WASHINGTON — Retiring Baltimore Ravens linebacker Ray Lewis had it all wrong with the use of his “no weapon” phrase recently. Not because it’s out of context, but because he worded it incorrectly.
What he should have said is “new weapon.” And his name is Joe Flacco.
For the second season in a row, we had a guy sit down in an interview and tell the world he’s elite without the resume to back it up. And for the second time, that quarterback was mocked for it, and ultimately got the last laugh once he went about proving his elite status over the course of the season en route to a Super Bowl title.
Last year that was Eli Manning. This year, it’s Flacco — who only went out and threw for 287 yards and three touchdowns in the Ravens’ 34-31 victory over the San Francisco 49ers. Not only did he outduel the red-hot Colin Kaepernick, but there was no doubt he was the best quarterback on the field. It took a ridiculous 34- minute delay in the third quarter to stop Baltimore’s momentum, and even then Flacco didn’t do anything that would cost the Ravens the title (he finished the playoffs without throwing a single interception).

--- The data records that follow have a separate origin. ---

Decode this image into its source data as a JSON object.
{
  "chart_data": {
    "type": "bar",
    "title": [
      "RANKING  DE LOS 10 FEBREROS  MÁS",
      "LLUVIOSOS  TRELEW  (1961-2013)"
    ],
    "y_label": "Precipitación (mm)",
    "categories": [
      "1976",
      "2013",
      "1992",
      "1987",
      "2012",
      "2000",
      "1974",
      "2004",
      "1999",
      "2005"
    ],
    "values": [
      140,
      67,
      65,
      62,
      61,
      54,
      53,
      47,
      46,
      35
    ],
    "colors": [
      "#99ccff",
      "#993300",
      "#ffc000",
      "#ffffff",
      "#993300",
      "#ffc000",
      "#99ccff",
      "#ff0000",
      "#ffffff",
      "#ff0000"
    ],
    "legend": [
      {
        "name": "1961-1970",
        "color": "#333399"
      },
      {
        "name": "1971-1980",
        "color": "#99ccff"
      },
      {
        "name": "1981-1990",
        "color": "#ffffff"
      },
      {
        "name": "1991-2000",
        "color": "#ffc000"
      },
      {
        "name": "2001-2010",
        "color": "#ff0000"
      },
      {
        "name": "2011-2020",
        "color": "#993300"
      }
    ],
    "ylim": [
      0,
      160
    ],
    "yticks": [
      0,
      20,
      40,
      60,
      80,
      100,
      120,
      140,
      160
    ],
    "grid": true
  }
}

Truthfully, the Ravens had many heroes in this game. Playing in his home state, Ed Reed had a key first-half interception. Ray Lewis was credited with seven tackles in his swan song. Anquan Boldin muscled his way to six catches for 104 yards and the game’s first TD. Jacoby Jones had what could very well be the game of his life.
In fact, you could argue that Jones, a New Orleans native, should have been the MVP of this game. He set a Super Bowl record with 290 total yards, which included a 56-yard touchdown on offense and an NFL-record, 108-yard TD on a kick return (it also goes down as the longest play of any kind in Super Bowl history). Typically, that kind of performance would garner MVP honors, but in this quarterback-centric NFL, you’d have to do something otherworldly to steal the show from a highly productive QB.
Regardless of whether he deserved the MVP (and I’m not necessarily saying he doesn’t), Flacco silenced his critics in New Orleans. You can no longer ask if he can win the big one. You can’t debate whether he can lead this team. In fact, with Lewis gone and Reed perhaps going, he’s going to be the face of this new age of Ravens football. He can walk into his contract negotiations with his hat to the back, knowing full well he’s proven his mettle.
In addition to doing a solid to all big brothers everywhere (myself included), John Harbaugh also proved in beating little brother Jim that he’s an elite-level NFL coach. He had his team ready to play and managed the game well, even with the long delay in the third quarter.
Speaking of which, that 34-minute Superdome power outage was one of the most embarrassing things to ever happen to a Super Bowl city. Regardless of the reasons behind it, it made New Orleans look unprepared and ill-equipped to handle the biggest sporting event in the country. There’s a good chance that’s the last Super Bowl we see in the Crescent City for a good long while. But I digress.
I’d be remiss if I didn’t tip my cap to the Niners, who used a 25-6 run after the power outage to get back in the game. They showed heart, and the ability to go toe-to-toe with anybody in any situation. They’re almost destined to be back in this game again (although, we said the same thing about the Packers two years ago, and we’re still waiting for them to even get close to returning to the Super Bowl).
Baltimore earned this. They overcame long odds, death and an assortment of injuries to win their second Super Bowl title. And in the process, they established themselves as one of the great organizations in the league, rife with great leadership and a few good, young building blocks for the future. It wasn’t pretty, but it was effective. The Ravens were almost on the wrong side of the biggest comeback in Super Bowl history, but in the greatest of ironies, the defense had a goal-line stand at the end of Lewis’ final game to clinch a championship.
That’s fitting. And that’s Ravens football.